Lexa grit her teeth, working her jaw slowly. “That is unfair. They’re not the same things, Klark. You making the decision to do this in my stead is—”
“I think they are the same. Sometimes we do what’s best for the person we love, even if they don’t realize it’s what’s best for them. Like hunting them down in the woods and locking them up in Polis tower for their own safety,” she added coolly.
Lexa felt herself stiffen slightly. “That is not the same!”
“Isn’t it? You could have let me decide if I wanted to come back instead of having Octavia tying me up like a dog and dragging me there.”
“You could have been killed.”
“You could be killed! Did you think getting stuck in the rad chamber didn’t have any serious side effects or something?” Clarke was standing now, her voice rippling back and forth between rage, fear, and tears she was trying to repress beneath it all.

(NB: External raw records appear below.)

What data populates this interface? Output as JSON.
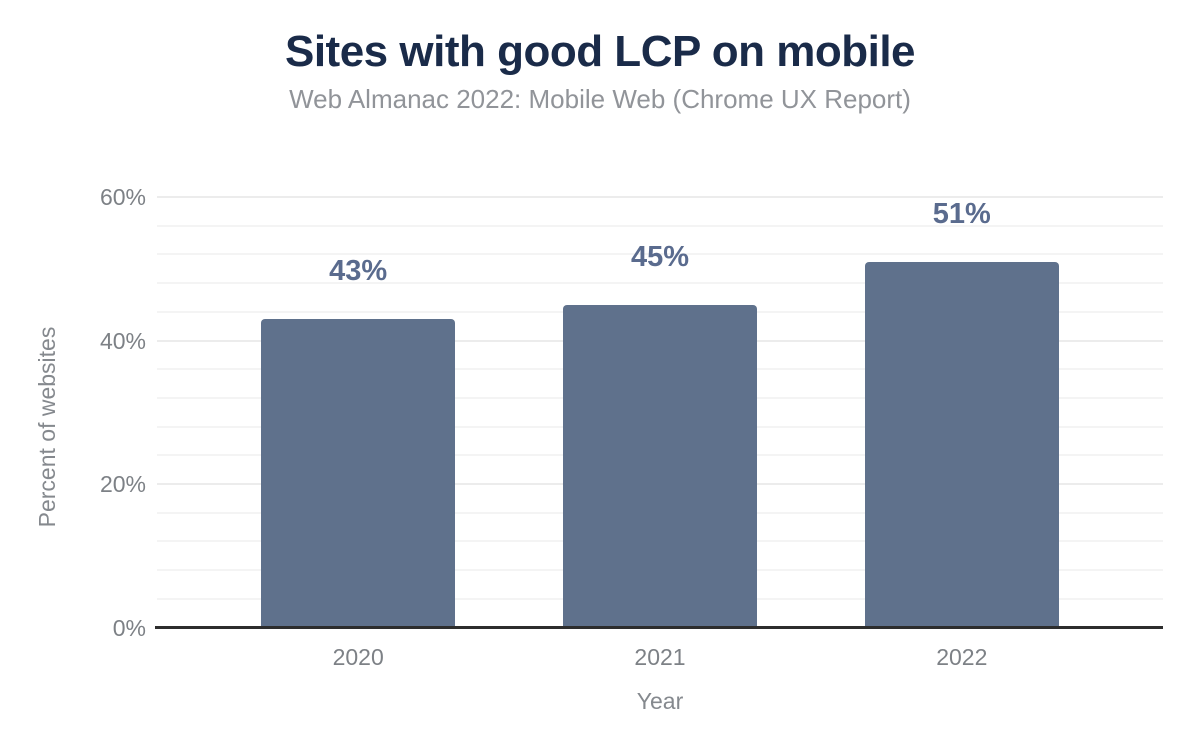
{
  "chart_data": {
    "type": "bar",
    "title": "Sites with good LCP on mobile",
    "subtitle": "Web Almanac 2022: Mobile Web (Chrome UX Report)",
    "categories": [
      "2020",
      "2021",
      "2022"
    ],
    "values": [
      43,
      45,
      51
    ],
    "data_labels": [
      "43%",
      "45%",
      "51%"
    ],
    "xlabel": "Year",
    "ylabel": "Percent of websites",
    "ylim": [
      0,
      60
    ],
    "yticks": [
      0,
      20,
      40,
      60
    ],
    "ytick_labels": [
      "0%",
      "20%",
      "40%",
      "60%"
    ],
    "minor_grid_step": 4,
    "major_grid_step": 20,
    "grid": true,
    "legend": "none",
    "colors": {
      "background": "#ffffff",
      "bar": "#5f718c",
      "data_label": "#5a6b8e",
      "title": "#1a2b49",
      "subtitle": "#919499",
      "tick_label": "#7d8186",
      "axis_title": "#85898e",
      "axis_line": "#2d2d2d",
      "grid_major": "#ececec",
      "grid_minor": "#f4f4f4"
    }
  }
}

“Of course not. But I was born with the blood, and it’s my duty to ensure our people’s survival. It is not Luna’s destiny nor yours to lead them.”
Clarke stepped closer, the anger melting away as she slid her hands over Lexa’s shoulders, her voice softer than before. “You’re my destiny.”
Lexa looked at her unsurely. “Beja, Klark. Do not do this. I wish to be angry with you right now.”
Clarke kissed her neck softly. “But there’s better things you could be doing with me right now.” Her hands stroked gently up Lexa’s sides, carefully pressing her back into the exam table. A shudder went through Lexa’s body as she pictured their first kiss and grew stronger when Clarke’s lips met hers in a near replay of that day. It was as though Clarke had memorized every microscopic detail of that first kiss, the way Lexa had, from the placement of their hands to the movements of their tongues, and Lexa helplessly melted against her.
Clarke pressed her hips into her, and Lexa pressed back eagerly, remembering how the rest of the afternoon had gone that day. Clarke slid her hands down to the backs of her thighs and Lexa hopped as she’d done before, letting Clarke lift her onto the table.
If it was possible, Lexa kissed her even deeper than the first time. Her hands were everywhere; sliding through Clarke’s hair, over her breasts, down her sides to her hips. Pulling her closer, kissing her hungrily and running her toes slowly up the backs of Clarke’s legs.
She let out an involuntary moan as Clarke broke the kiss, cupping her hands over Lexa’s cheeks. Lexa was surprised to see her eyes were glassy, almost as if she were about to start crying. Well, perhaps she had a right to. The procedure wasn’t without risk, that was certain, and Lexa imagined she would feel quite the same way if it was Clarke going into the rad chamber instead of herself.
In fact, that’s why she had ripped out the IV Abby had given her and barreled down the hallway despite feeling awful after the seizures; because the thought of Clarke doing the procedure made her stomach tighten, made her feel sick and panicked. She’d had to stop it, even if it upset Clarke.
She kissed her again, looking somewhat bewildered when Clarke did not respond, and in fact pulled away slightly. She searched the brilliant blue eyes before her curiously, and Clarke gazed back, her voice incredibly soft when she whispered, “I’m sorry.”
Lexa’s brow furrowed, and she cupped her cheek reverently. “Sorry? For what, niron?”
“For this.”
Clarke moved too fast for Lexa to react. She barely realized Clarke had let go of her before Clarke was jamming the syringe into her upper arm. Lexa watched with a mixture of confusion, anger, and fear as she depressed the plunger quickly, forcing the thick black liquid into her body as Lexa looked on, her face frozen in a mask of horror.